Это случилось очень рано утром. Утро было прохладным, осенним, небо еще не осветилось, и листва в Петржинском лесу напоминала бледные континенты на разбитом глобусе раввина. В императорских садах теперь цвели бледно‑желтые хризантемы, астры и георгины, но в сумраке они казались сплющенными шариками, колючими или волосатыми. Деревья и живые изгороди, подстриженные под разных животных делали цветник похожим на призрачный зоопарк. Была пятница, и совсем недолго оставалось до Рош‑ха‑Шана. В замке император готовился к визиту раввина. Детали не обсуждали, но зал Владислава уже был обставлен соответственно случаю. Туда перенесли кровать, ибо император был уверен (настолько он вообще мог в последнее время быть в чем‑то уверен), что, пока раввин будет читать над ним свои заклинания, ему захочется прилечь. Слуги по такому случаю, разумеется, увенчали голову Рудольфа короной, облачили в роскошный камзол зеленого бархата с сатиновыми вставками, небольшую шапочку из мягчайшей шерсти, цвета морской волны. На рукавах камзола были прорези, которые позволяли видеть нижнюю рубаху коричневого шелка, а пуговки были изумрудными. Края рукавов и застежки сияли голубизной под цвет ярко‑голубых чулок, а башмаки на высоком каблуке были повязаны голубыми бантами. Как всегда, император носил при себе небольшой амулет, который получил в подарок еще ребенком. Он представлял из себя золотую коробочку, украшенную жемчугами, кораллами и восточными изумрудами. Внутри коробочки хранилась маленькая лепешка, изготовленная из жаб, крови невинной девственницы, белого мышьяка, белого ясенеца и корня мандрагоры. Амулет должен был ограждать монарха от чумы.

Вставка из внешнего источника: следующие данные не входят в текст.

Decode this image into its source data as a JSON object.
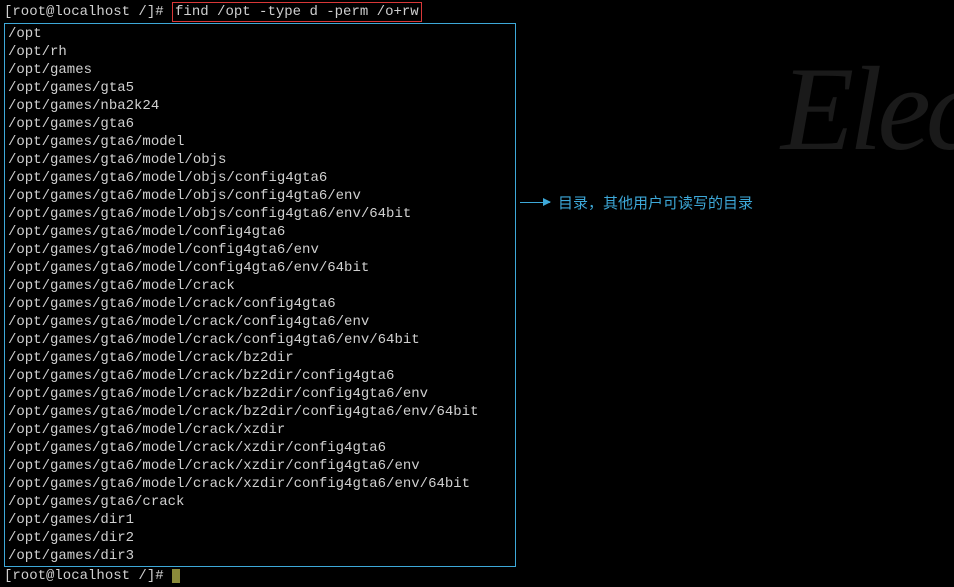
{
  "prompt1": {
    "text": "[root@localhost /]# ",
    "command": "find /opt -type d -perm /o+rw"
  },
  "output": [
    "/opt",
    "/opt/rh",
    "/opt/games",
    "/opt/games/gta5",
    "/opt/games/nba2k24",
    "/opt/games/gta6",
    "/opt/games/gta6/model",
    "/opt/games/gta6/model/objs",
    "/opt/games/gta6/model/objs/config4gta6",
    "/opt/games/gta6/model/objs/config4gta6/env",
    "/opt/games/gta6/model/objs/config4gta6/env/64bit",
    "/opt/games/gta6/model/config4gta6",
    "/opt/games/gta6/model/config4gta6/env",
    "/opt/games/gta6/model/config4gta6/env/64bit",
    "/opt/games/gta6/model/crack",
    "/opt/games/gta6/model/crack/config4gta6",
    "/opt/games/gta6/model/crack/config4gta6/env",
    "/opt/games/gta6/model/crack/config4gta6/env/64bit",
    "/opt/games/gta6/model/crack/bz2dir",
    "/opt/games/gta6/model/crack/bz2dir/config4gta6",
    "/opt/games/gta6/model/crack/bz2dir/config4gta6/env",
    "/opt/games/gta6/model/crack/bz2dir/config4gta6/env/64bit",
    "/opt/games/gta6/model/crack/xzdir",
    "/opt/games/gta6/model/crack/xzdir/config4gta6",
    "/opt/games/gta6/model/crack/xzdir/config4gta6/env",
    "/opt/games/gta6/model/crack/xzdir/config4gta6/env/64bit",
    "/opt/games/gta6/crack",
    "/opt/games/dir1",
    "/opt/games/dir2",
    "/opt/games/dir3"
  ],
  "prompt2": {
    "text": "[root@localhost /]# "
  },
  "annotation": {
    "text": "目录，其他用户可读写的目录"
  },
  "watermark": "Elec"
}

Рудольфу аккуратно постригли и расчесали бороду и волосы. Держава и скипетр лежали рядом с троном.

– Ну, Вацлав, что думаешь?

– Вы прекрасно выглядите, ваше величество.

Вацлав терпеть не мог так рано вставать. Это противно всем законам природы – вылезать из теплой постели в такую рань, а в последний месяц такое случалось все чаще и чаще. Поскольку императору все труднее становилось понять, кто в данный момент рядом с ним, а кто нет, Вацлаву удавалось спать дома вместе с семьей. Его маленькая дочурка уже могла вставать на ножки, и вскоре она должна была начать ходить.

Правду сказать, у императора бывали дни хорошие и плохие, хотя последние случались все чаще. Тогда нить разговора становилась слишком тонкой, растрепанной или узловатой, чтобы он смог ее удержать. Рудольф призывал своего давно усопшего брата Эрнста и боялся, что его кузен дон Карлос, хромой горбун, займет его трон. За портьерами таилась целая банда наемных убийц всех вер и народов, какие только бывают на белом свете. Августовские небеса буквально кишели летающими гадами. Сентябрь ничего лучшего не сулил. Оглядывая зеленые холмы Праги, Рудольф видел пыльные бурые земли Мадрида. Императорская коллекция особого утешения не приносила. Ей едва удавалось поддерживать связь императора с внешним миром. Бывали моменты, когда Рудольфу мерещилось, будто в первый день нового года, одна тысяча шестьсот первого, ему все‑таки удалось покончить с собой, после чего он опустился в ад со стенами из засохшей крови и полом из острых камней.

И все‑таки в этот день, когда ему предстояло стать бессмертным, император казался вполне вменяемым. Более того: можно было сказать (да так, собственно, и было сказано), что стремление стать бессмертным было единственной ниточкой, на которой держалось слабое душевное здоровье Рудольфа. С другой стороны, данному утверждению можно было противопоставить тот аргумент – а произошло это во время дискуссии в «Золотом воле», – что именно благодаря этой навязчивой идее император окончательно и необратимо свихнулся.

Первоначально засвидетельствовать переход Рудольфа в вечность должна была избранная аудитория – Анна Мария, его советник Румпф, чьи советы становились все более сомнительными, Кратон, который впал в старческий маразм, но все же удостоился чести стать главным императорским лекарем, императорский исповедник Писторий, бургграф Розенберг, Кеплер и, разумеется, Вацлав. Однако позже раввин предупредил, что никаких зрителей в зале быть не должно, ибо обряд должно проводить в полном уединении. Впрочем, Рудольф все время о чем‑то забывал. Главное, что день был обозначен Кеплером как благоприятный. Луна находилась в Весах, а кроме того, обратившись лицом на север, можно было увидеть Геракла, Дракона, Жирафа и Возничего. Кроме того, это был восемнадцатый день месяца. В ивритском алфавите число восемнадцать соответствовало сочетанию букв, которое читалось как «хай», жизнь.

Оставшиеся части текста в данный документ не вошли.